# Isle Royale



## DFJISH (Mar 30, 2009)

Maverick1 said:


> Hey guys,
> 
> Planning a trip to Isle Royale to document Coaster Brookies with team of 4.


I'm a little puzzled by how you stated that. Are you a member of a research group (university, government, etc.) going to study coasters or does "document" simply mean you are going to fish for brook trout with 3 buddies?
I also wonder about the reply that all brook trout must be released at Isle Royale. I thought it was legal to keep one (minimum 20"). Brook trout in the Nipigon watershed have *numerous* gear restrictions and must be 22" minimum for the ONE that can be kept.


----------



## Maverick1 (Jan 28, 2009)

Thanks for the comments and questions guys. As to the purpose or scope of the trip, we have been working in conjunction with several state and federal teams to gather data about the current state of the Coaster Brook Trout population. While there our intended goal is to raise awareness about Coaster and the ongoing threats to their survival. While not currently protected as a separate species or strain, this population of lake dwelling Brookies is in trouble. Our hope is to catch, document, photograph and then share our results with the scientific community to add to their electroshocking and Fyke net surveys already in place. In addition, we like to highlight the angling possibilities to others. The more excited we can get people about Coasters the more resources will be dedicated to their preservation.


----------



## StiffNeckRob (Apr 19, 2007)

Have a great trip. I'll be up there Saturday until 9/10 thru hiking and fishing the island solo. I'm flying into Windigo and out of Rock Harbor. We won't cross paths so I wish you and your group the best in your fishing and research gathering.


----------



## Maverick1 (Jan 28, 2009)

Same to you. Tight lines and safe travels.


----------



## Maverick1 (Jan 28, 2009)

DFJISH - I stand corrected. You are absolutely right with regard to the 1 fish creel limit. Our exploration however will be strictly catch and release.


----------



## Redbad (Apr 30, 2008)

Probably to late for the OP as he is on ISRO right now, but my understanding of where the coasters are located at ISRO is on the SW part of the island. Tobin Harbor is on the NE part of ISRO.

BTW: the NPS has some very strict regulations on Brook Trout in general and Coaster Brook Trout in particular. Read the Greenstone, the park newspaper for detailed information. They would rather folks focus on pike (which are very common and get to be quite large as the fishing pressure on ISRO is low) or salmon, which are the major offshore fish. Be prepared to use artificial lures with barbless hooks on inland waters.
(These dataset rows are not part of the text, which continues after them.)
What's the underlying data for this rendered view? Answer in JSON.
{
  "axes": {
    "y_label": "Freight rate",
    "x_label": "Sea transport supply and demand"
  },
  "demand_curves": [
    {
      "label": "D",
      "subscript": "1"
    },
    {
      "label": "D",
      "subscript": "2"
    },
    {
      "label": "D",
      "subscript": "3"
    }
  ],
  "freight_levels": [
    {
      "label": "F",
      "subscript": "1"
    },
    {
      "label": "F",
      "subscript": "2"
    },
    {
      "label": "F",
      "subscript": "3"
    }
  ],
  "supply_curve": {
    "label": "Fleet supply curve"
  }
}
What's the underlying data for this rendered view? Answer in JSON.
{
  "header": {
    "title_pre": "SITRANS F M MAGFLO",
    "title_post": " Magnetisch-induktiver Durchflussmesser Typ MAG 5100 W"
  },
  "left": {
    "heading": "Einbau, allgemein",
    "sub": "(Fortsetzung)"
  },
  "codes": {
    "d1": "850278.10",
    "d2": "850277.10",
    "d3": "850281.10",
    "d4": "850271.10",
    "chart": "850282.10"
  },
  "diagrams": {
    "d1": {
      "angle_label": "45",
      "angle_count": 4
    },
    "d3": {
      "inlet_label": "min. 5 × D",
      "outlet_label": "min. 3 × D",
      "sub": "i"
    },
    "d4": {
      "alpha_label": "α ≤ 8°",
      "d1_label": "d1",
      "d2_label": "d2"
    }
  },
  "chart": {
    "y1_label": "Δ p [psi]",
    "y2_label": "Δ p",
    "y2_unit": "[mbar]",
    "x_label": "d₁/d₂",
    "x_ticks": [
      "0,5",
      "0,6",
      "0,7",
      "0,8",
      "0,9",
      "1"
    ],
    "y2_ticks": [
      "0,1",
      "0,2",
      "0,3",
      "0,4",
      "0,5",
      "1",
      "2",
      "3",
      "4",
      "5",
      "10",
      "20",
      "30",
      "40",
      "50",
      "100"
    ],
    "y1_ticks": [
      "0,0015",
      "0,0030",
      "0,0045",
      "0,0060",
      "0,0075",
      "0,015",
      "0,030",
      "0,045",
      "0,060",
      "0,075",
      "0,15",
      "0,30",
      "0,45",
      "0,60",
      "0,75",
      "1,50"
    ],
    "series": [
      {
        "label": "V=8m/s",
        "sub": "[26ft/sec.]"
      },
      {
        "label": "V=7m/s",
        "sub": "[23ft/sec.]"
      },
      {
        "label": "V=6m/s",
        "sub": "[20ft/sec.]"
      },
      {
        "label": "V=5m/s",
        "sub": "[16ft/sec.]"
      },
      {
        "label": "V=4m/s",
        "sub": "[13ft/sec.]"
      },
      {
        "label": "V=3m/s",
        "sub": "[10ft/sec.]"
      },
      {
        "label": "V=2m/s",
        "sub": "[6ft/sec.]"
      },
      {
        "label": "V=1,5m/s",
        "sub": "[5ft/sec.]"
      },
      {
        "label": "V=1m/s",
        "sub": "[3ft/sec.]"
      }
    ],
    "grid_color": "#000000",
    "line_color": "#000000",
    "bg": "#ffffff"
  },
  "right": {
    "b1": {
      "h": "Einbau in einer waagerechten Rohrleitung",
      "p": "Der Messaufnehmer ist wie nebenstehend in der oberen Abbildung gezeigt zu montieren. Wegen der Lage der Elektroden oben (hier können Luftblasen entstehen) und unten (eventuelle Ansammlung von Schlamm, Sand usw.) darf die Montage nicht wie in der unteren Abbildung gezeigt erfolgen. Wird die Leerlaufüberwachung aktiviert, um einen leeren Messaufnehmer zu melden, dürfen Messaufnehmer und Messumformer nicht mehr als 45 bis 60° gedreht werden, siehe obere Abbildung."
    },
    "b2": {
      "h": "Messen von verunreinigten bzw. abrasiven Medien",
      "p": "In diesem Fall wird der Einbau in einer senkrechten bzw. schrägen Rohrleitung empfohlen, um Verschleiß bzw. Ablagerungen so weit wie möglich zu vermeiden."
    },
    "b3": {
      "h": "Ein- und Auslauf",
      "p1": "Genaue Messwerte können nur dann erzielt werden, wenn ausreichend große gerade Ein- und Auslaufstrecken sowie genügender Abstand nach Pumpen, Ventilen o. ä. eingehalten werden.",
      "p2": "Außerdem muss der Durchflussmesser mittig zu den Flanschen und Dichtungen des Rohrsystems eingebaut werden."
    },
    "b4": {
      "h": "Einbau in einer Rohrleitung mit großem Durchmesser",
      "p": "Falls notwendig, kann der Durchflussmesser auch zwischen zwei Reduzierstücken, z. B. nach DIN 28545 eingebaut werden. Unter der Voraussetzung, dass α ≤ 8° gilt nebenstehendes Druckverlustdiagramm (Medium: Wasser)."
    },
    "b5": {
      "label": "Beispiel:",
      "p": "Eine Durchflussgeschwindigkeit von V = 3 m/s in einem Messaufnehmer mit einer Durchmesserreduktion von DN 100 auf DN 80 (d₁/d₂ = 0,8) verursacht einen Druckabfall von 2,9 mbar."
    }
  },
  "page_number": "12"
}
If you have the opportunity to get to ISRO, jump at it. You will not be disappointed. ISRO also has the best $4/5 minute shower west of Copper Harbor...


----------



## mdad (Dec 4, 2007)

Maverick1 said:


> DFJISH - I stand corrected. You are absolutely right with regard to the 1 fish creel limit. Our exploration however will be strictly catch and release.


 
http://www.nps.gov/isro/planyourvisit/upload/Brook Trout.pdf

brook trout and coasters are strickly catch and release on Isle Royal. I do not understand how there could be the slightest doubt about this and why someone that is going to target them would not understand this?


----------



## DFJISH (Mar 30, 2009)

Recent efforts to have coasters listed as an endangered species were rejected. Apparently regs have been revised, updated, and changed to reflect the strong efforts to restore coasters wherever they exist. I just got off of the phone with the Fisheries Division district office at Marquette and the information in the 2012 DNR Fishing Regulations is brief but accurate for coasters at Isle Royale. None can be kept on the island _nor from Lake Superior waters withing 4 1/2 miles of the island._ Catch & release never has been a 100% "no kill" practice so the intention to go there and target coasters certainly violates the goal of preserving the population. 
Michigan isn't alone in it's efforts to restore coaster numbers. Tribal stockings of coasters in western Lake Superior by tribal hatcheries (Wisconsin) has been ongoing for many years, and Canada has become extremely restrictive on the use of gear and size/possession limits for coasters. Hopefully all of these efforts will lead to a restoration of coaster numbers throughout the region so that we will once again be able to have coaster populations that are sustainable with a selective harvest.


----------



## Maverick1 (Jan 28, 2009)

Well, just back back from the trip. We caught and released 4 coasters total over our 4 day excursion. It was certainly a trip of a lifetime and hopefully raised some awareness about the plight of these fish. We'll be releasing the footage after we get through the hours of editing. Great to know a few of these rare gems still exist on the island.


----------



## troutguy26 (Apr 28, 2011)

How about a pic til the editing gets done? Id love to see it.


----------



## Maverick1 (Jan 28, 2009)

Here you go. 1st Coaster of the trip.


----------



## troutguy26 (Apr 28, 2011)

Awesome! Thanks man. Looks good size to.


----------



## sjk984 (Jan 4, 2010)

Sweet. 

Outdoor Hub mobile, the outdoor information engine


----------



## Maverick1 (Jan 28, 2009)

Here's another pic from the trip.


----------



## troutguy26 (Apr 28, 2011)

Wow! I cant wait to see your video.


----------